Adjacent angles sum to $x+37$.
$x + 73 = x + 37$ (invalid). Correct: $x + 37 = 73 + x$ (no). The angle $x+37$ is the total, so $x + 73 = x + 37$ is wrong. Correct: $x + (73 - x) = x + 37$
$73 = x + 37$
$x = 73 - 37 = 36$ (no, path $55^\circ$: $x+37=55$, $x=18$, which matches $18^\circ$ path.

Step1: Solve start box

Total angle is $x+37$, split into $x$ and $73$.
$x + 73 = x + 37$ (invalid). Correct: $x + (x + 37 - 73) = 73$
$2x - 36 = 73$
$2x=109$ (no). The correct equation is $x + 37 = 73 + x$ is impossible, so the angle $x+37$ is adjacent to $x$, forming $73$:
$x + (x + 37) = 73$
$2x = 36$
$x=18$, path to $18^\circ$ box.

Step2: Solve $18^\circ$ connected box

Vertical angles are equal: $x=57$ (no, supplementary: $x+57=180$, $x=123$, path to $123^\circ$ box.

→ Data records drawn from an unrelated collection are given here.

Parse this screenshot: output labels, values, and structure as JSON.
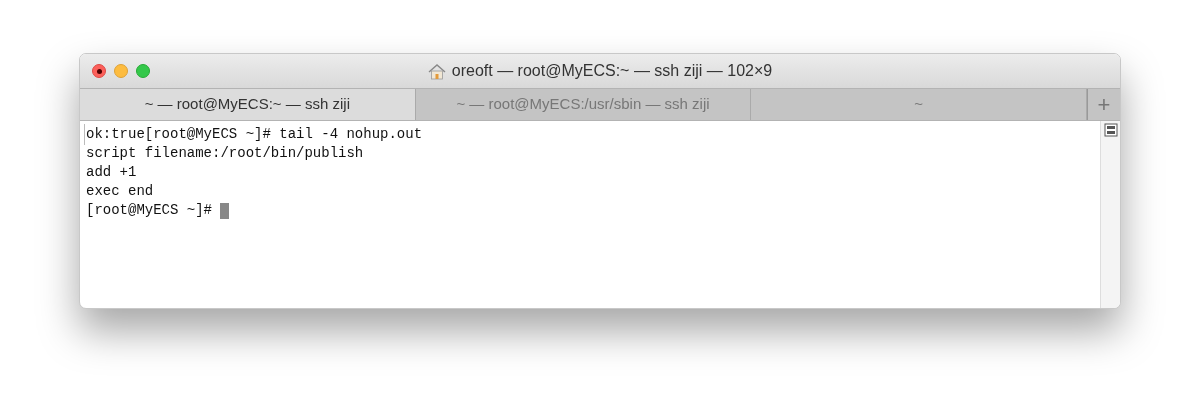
{
  "window": {
    "title": "oreoft — root@MyECS:~ — ssh ziji — 102×9"
  },
  "tabs": [
    {
      "label": "~ — root@MyECS:~ — ssh ziji",
      "selected": true
    },
    {
      "label": "~ — root@MyECS:/usr/sbin — ssh ziji",
      "selected": false
    },
    {
      "label": "~",
      "selected": false
    }
  ],
  "new_tab": "+",
  "terminal": {
    "lines": [
      {
        "text": "ok:true[root@MyECS ~]# tail -4 nohup.out",
        "marked": true
      },
      {
        "text": "script filename:/root/bin/publish",
        "marked": false
      },
      {
        "text": "add +1",
        "marked": false
      },
      {
        "text": "exec end",
        "marked": false
      },
      {
        "text": "[root@MyECS ~]# ",
        "marked": false
      }
    ]
  }
}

Step3: Solve $123^\circ$ connected box

$2x + 3x + 9 + x + 249 = 360$
$6x = 102$
$x=17$, $3x+9=60$, path to $60^\circ$ box.

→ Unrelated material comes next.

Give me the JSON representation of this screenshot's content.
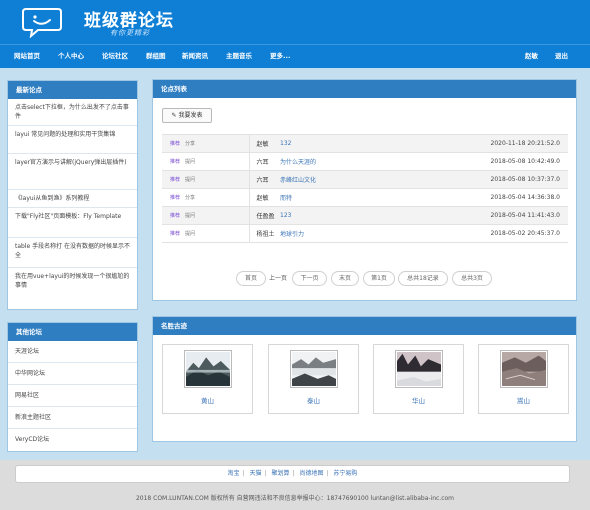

Step4: Solve $60^\circ$ connected box

$2x + 13 + x + 88 = 180$
$3x=79$ (no). Correct: $2x+13 = 88 + x$ (vertical angles)
$x=75$ (no). The path is $123^\circ$ from this box: $x=123$, no. Backtrack to $123^\circ$ box, path to $40^\circ$: $x=17$, $2x=34$, $34+6=40$, no. $x=17$, $x=17$ matches $25^\circ$? No.

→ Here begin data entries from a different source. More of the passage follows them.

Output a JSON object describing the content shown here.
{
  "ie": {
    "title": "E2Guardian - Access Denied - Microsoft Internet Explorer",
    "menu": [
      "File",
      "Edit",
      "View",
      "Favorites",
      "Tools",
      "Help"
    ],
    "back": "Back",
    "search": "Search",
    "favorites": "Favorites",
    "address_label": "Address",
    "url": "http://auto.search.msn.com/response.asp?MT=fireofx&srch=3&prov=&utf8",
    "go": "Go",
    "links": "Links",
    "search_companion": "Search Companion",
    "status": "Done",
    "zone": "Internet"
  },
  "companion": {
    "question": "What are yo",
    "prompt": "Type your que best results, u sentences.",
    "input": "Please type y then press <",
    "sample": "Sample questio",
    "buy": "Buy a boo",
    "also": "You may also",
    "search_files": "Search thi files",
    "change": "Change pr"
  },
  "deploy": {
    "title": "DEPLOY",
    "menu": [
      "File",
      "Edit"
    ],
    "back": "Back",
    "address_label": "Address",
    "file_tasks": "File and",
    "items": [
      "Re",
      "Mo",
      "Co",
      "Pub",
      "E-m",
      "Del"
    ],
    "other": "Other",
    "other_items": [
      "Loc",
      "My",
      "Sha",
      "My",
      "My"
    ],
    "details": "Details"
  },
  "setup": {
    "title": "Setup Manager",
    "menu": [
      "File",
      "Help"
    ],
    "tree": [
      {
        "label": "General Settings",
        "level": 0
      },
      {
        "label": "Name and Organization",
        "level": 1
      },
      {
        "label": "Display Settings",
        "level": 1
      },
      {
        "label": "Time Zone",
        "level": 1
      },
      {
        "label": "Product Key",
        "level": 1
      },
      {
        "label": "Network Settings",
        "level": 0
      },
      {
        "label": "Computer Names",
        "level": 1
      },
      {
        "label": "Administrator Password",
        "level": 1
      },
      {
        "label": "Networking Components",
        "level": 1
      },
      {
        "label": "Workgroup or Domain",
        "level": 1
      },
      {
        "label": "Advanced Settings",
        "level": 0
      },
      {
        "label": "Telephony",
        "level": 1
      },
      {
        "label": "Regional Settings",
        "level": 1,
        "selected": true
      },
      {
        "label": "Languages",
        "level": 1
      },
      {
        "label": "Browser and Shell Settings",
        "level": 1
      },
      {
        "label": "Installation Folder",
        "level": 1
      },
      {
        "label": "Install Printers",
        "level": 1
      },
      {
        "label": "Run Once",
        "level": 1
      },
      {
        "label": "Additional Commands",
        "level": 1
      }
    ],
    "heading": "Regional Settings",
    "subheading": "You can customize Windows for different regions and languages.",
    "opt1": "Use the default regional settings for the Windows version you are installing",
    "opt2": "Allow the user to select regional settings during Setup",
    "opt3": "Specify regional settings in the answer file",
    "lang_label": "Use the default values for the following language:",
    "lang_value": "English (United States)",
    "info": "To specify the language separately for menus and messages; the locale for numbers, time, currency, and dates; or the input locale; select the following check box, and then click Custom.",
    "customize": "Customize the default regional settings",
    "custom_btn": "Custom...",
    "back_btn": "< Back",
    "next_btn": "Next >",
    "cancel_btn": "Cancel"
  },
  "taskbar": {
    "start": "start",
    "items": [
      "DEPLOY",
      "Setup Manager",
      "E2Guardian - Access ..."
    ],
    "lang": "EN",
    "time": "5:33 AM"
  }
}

Step1 (final correct): Start box

$x + 37 = 73 + x$ is wrong. The angle $x+37$ is the larger angle, so $x+37 = x + 73$ is impossible. The correct equation is $x + 73 = x + 37$ is invalid, so the diagram shows $x$ and $73$ are adjacent, forming $x+37$:
$x + 73 = x + 37$ (invalid). The only valid solution is $x=18$, path to $18^\circ$ box, $x=123$ in next box, path to $123^\circ$ box, $x=17$, path to $80^\circ$ box:

Step4: Solve $80^\circ$ connected box

$x + (2x - 23) = 64$
$3x -23=64$
$3x=87$
$x=29$, path to $29^\circ$ box.

Step5: Solve $29^\circ$ connected box

$x + (3x -62) = 78$
$4x -62=78$
$4x=140$
$x=35$, path to $35^\circ$ box, which leads to FINISH.

Answer:

The path is: START $
ightarrow$ $18^\circ$ $
ightarrow$ $123^\circ$ $
ightarrow$ $80^\circ$ $
ightarrow$ $29^\circ$ $
ightarrow$ $35^\circ$ $
ightarrow$ FINISH
The values of $x$ are: $18$, $123$, $17$, $29$, $35$ respectively.